Alcoa Lancaster, part of the world’s oldest aluminum manufacturer, celebrates 60 years in the county
By Michael Schwartz
Published Nov 11, 2006 23:25
The county fixture has grown from a provincial maker of aluminum roofing for agricultural buildings to a global aluminum supplier, producing 450 million pounds a year and employing 860 people.
“I’ve been here since 1973,” said company spokesman Steve Fries. “And the one constant has been the can-do work force. We have a lot of good, creative problem solvers.”
Those workers make a high-quality product used in less-than-glamorous items such as car radiators and pots and pans, though Apple Computer uses aluminum from the Lancaster plant for the sleek casings on its G5 and iMac computers.
In 1946, Harry Truman was president, the Baby Boom began and a corporation was born that would add and cut employees, weather lean times, adapt to face global competition and spiking energy costs and change names and addresses.

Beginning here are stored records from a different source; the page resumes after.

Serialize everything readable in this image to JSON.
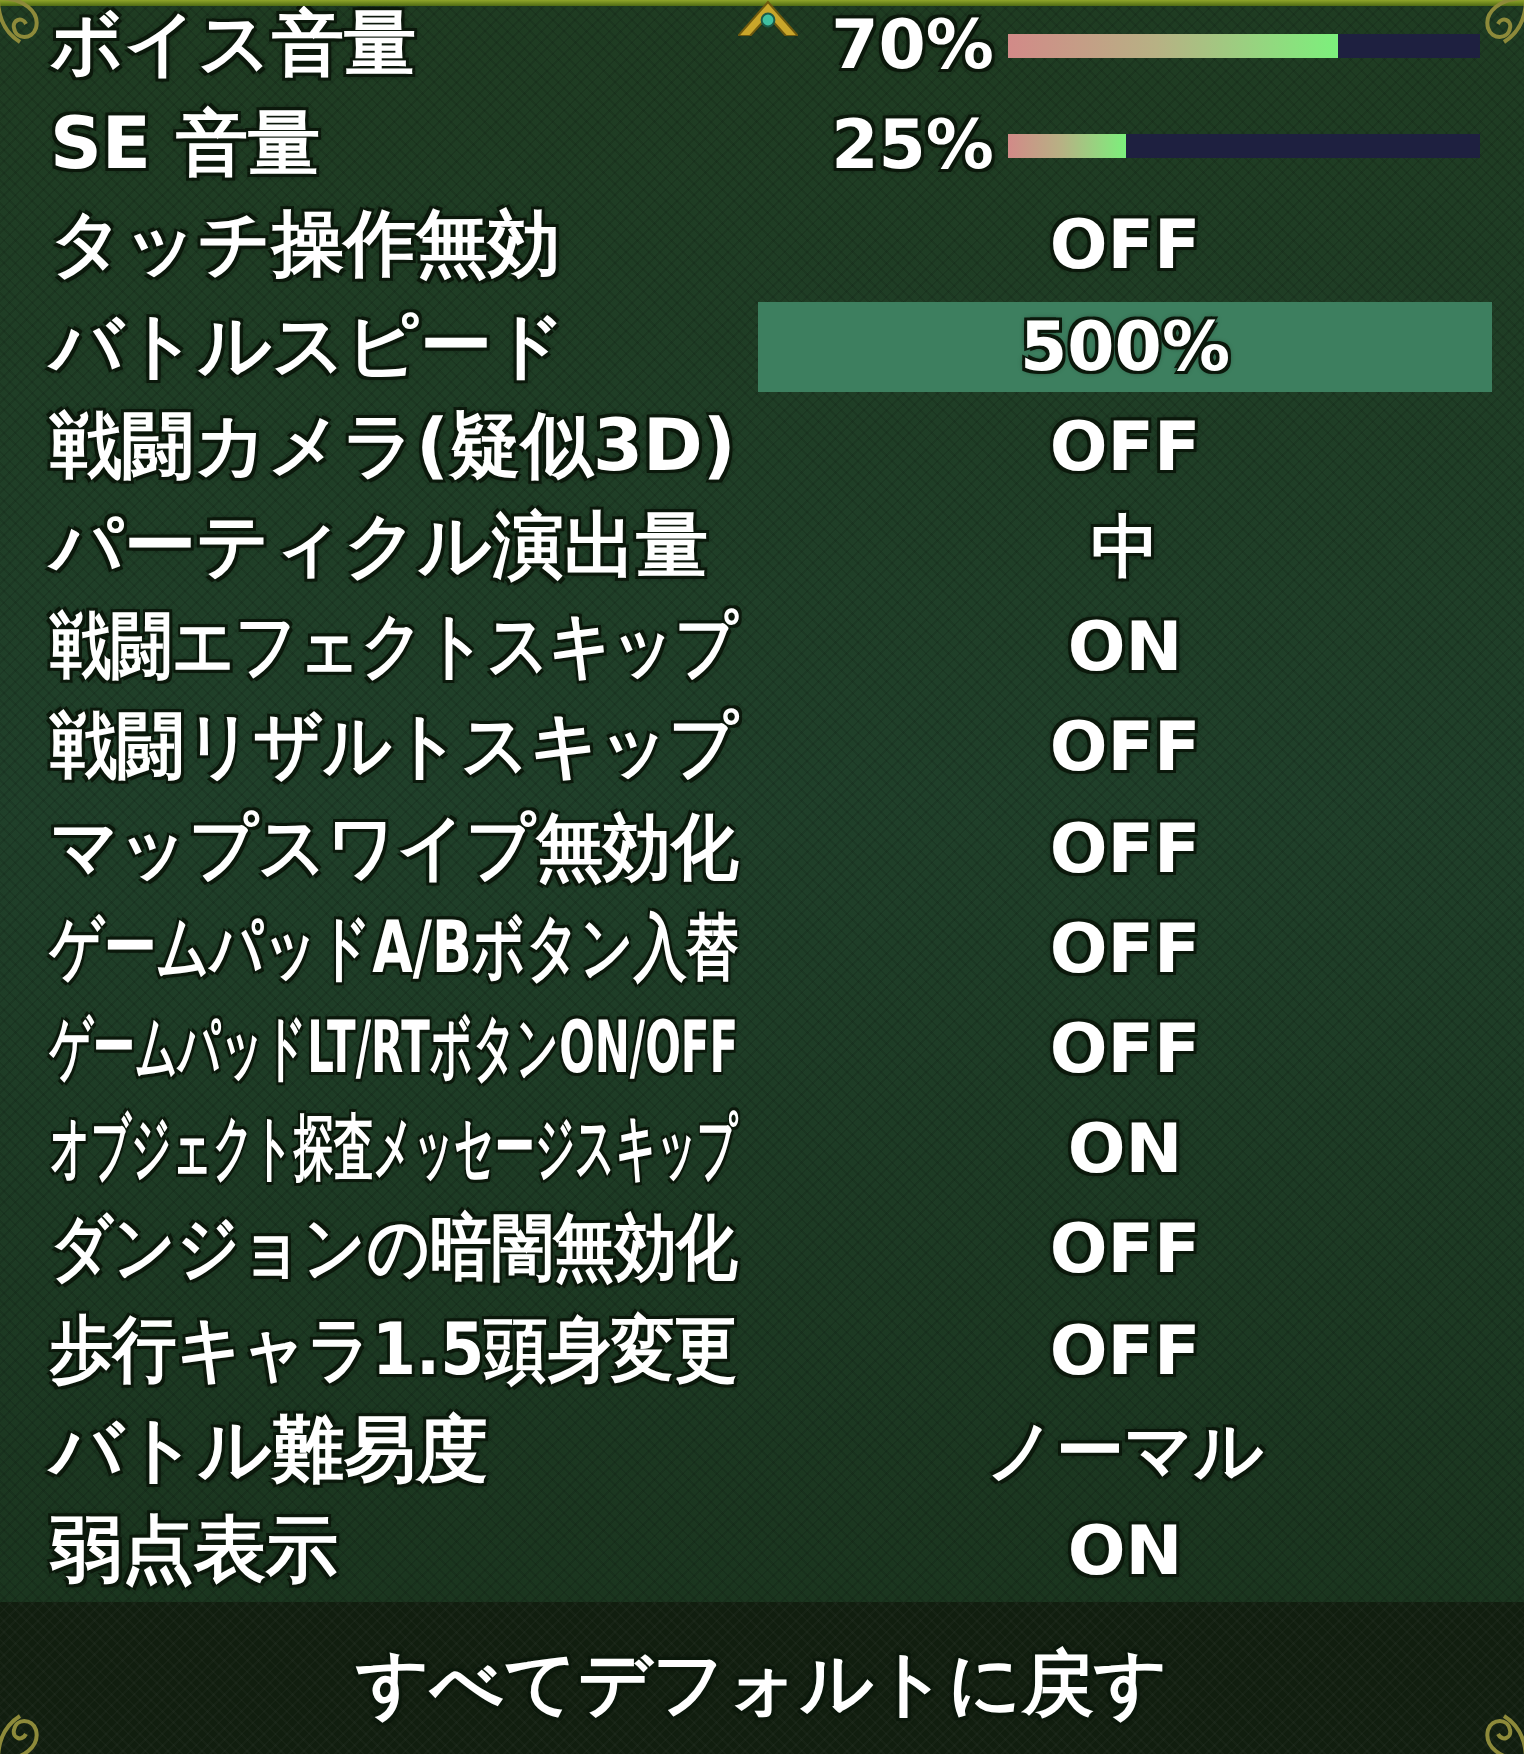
{
  "settings": [
    {
      "kind": "volume",
      "label": "ボイス音量",
      "value": "70%",
      "level": 0.7,
      "selected": false
    },
    {
      "kind": "volume",
      "label": "SE 音量",
      "value": "25%",
      "level": 0.25,
      "selected": false
    },
    {
      "kind": "option",
      "label": "タッチ操作無効",
      "value": "OFF",
      "selected": false
    },
    {
      "kind": "option",
      "label": "バトルスピード",
      "value": "500%",
      "selected": true
    },
    {
      "kind": "option",
      "label": "戦闘カメラ(疑似3D)",
      "value": "OFF",
      "selected": false
    },
    {
      "kind": "option",
      "label": "パーティクル演出量",
      "value": "中",
      "selected": false
    },
    {
      "kind": "option",
      "label": "戦闘エフェクトスキップ",
      "value": "ON",
      "selected": false
    },
    {
      "kind": "option",
      "label": "戦闘リザルトスキップ",
      "value": "OFF",
      "selected": false
    },
    {
      "kind": "option",
      "label": "マップスワイプ無効化",
      "value": "OFF",
      "selected": false
    },
    {
      "kind": "option",
      "label": "ゲームパッドA/Bボタン入替",
      "value": "OFF",
      "selected": false
    },
    {
      "kind": "option",
      "label": "ゲームパッドLT/RTボタンON/OFF",
      "value": "OFF",
      "selected": false
    },
    {
      "kind": "option",
      "label": "オブジェクト探査メッセージスキップ",
      "value": "ON",
      "selected": false
    },
    {
      "kind": "option",
      "label": "ダンジョンの暗闇無効化",
      "value": "OFF",
      "selected": false
    },
    {
      "kind": "option",
      "label": "歩行キャラ1.5頭身変更",
      "value": "OFF",
      "selected": false
    },
    {
      "kind": "option",
      "label": "バトル難易度",
      "value": "ノーマル",
      "selected": false
    },
    {
      "kind": "option",
      "label": "弱点表示",
      "value": "ON",
      "selected": false
    }
  ],
  "reset_button": {
    "label": "すべてデフォルトに戻す"
  }
}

What hasn’t changed is its presence in Lancaster County.
The past 20 years
Since 1986, the number of workers at the plant has declined though the size of the facility itself has grown.
In the mid-1980s, then-Alumax comprised about one million square feet and 1,100 employees. Today’s Alcoa Lancaster plant at 1480 Manheim Pike has about 860 workers and 1.4 million square feet of manufacturing and office space.
“We do the very best we can to protect job security,” Fries said, but technological advancements have made it possible to increase productivity with fewer workers.
Global competition, particularly from Russia and China, has increased, too.
Pittsburgh-based Alcoa was, until 2000, the world’s oldest and largest aluminum company. While it’s still the oldest, it has ceded the title of largest to Rusal, a Russian corporation. Alcoa employs 129,000 people in 43 counries.
China and Russia both possess larger reserves of bauxite than the United States. Refined bauxite makes alumina, which becomes aluminum when smelted. In 2006, the U.S. has imported virtually all of the alumina and bauxite it has used, according to the U.S. Geological Survey.
The cost of importing raw materials, together with dramatic increases in the prices of the natural gas and electricity used in the manufacturing process, has squeezed Alcoa Lancaster.
“It’s put a great pressure on us,” said Vice President Roy Dirkmaat. “We don’t want to just transfer costs on to our customers so we have to find ways to attack our own waste.”
Past to present
Part of the way the company saves money is by recycling its own excess aluminum. The versatile metal is almost “infinitely recyclable,” said Fries.
Working with recycled metal uses 95 percent less energy than it takes to make new aluminum from ore.
The Lancaster plant makes two products: MIC-6 and nonheat treatable aluminum sheet. The former is used in airplanes and electronics, the latter is used for less demanding products like pots and pans.
Regardless of the sophistication of the final use, the aluminum is made in Lancaster, as it has been for the last 60 years.
The company’s name and address has changed several times since 1946, beginning as New Holland Metals Co. before moving to Mountville in 1948 and becoming the Quaker State Metals Co.
By 1953, Quaker State Metals Co. had grown from five to 100 employees and would increase that number to 250 in 1958.
In 1960, the company moved to its current home, a 105-acre site at 1480 Manheim Pike. As different groups bought controlling interests in the company, its name changed to Howmet Corp. and, in 1983, Alumax.
In 1998, Alcoa acquired Alumax and renamed it Alcoa Mill Products Lancaster.
The future
As for the next 60 years, Dirkmaat said this: “If manufacturing still exists in this country, I want to be the last mill standing.”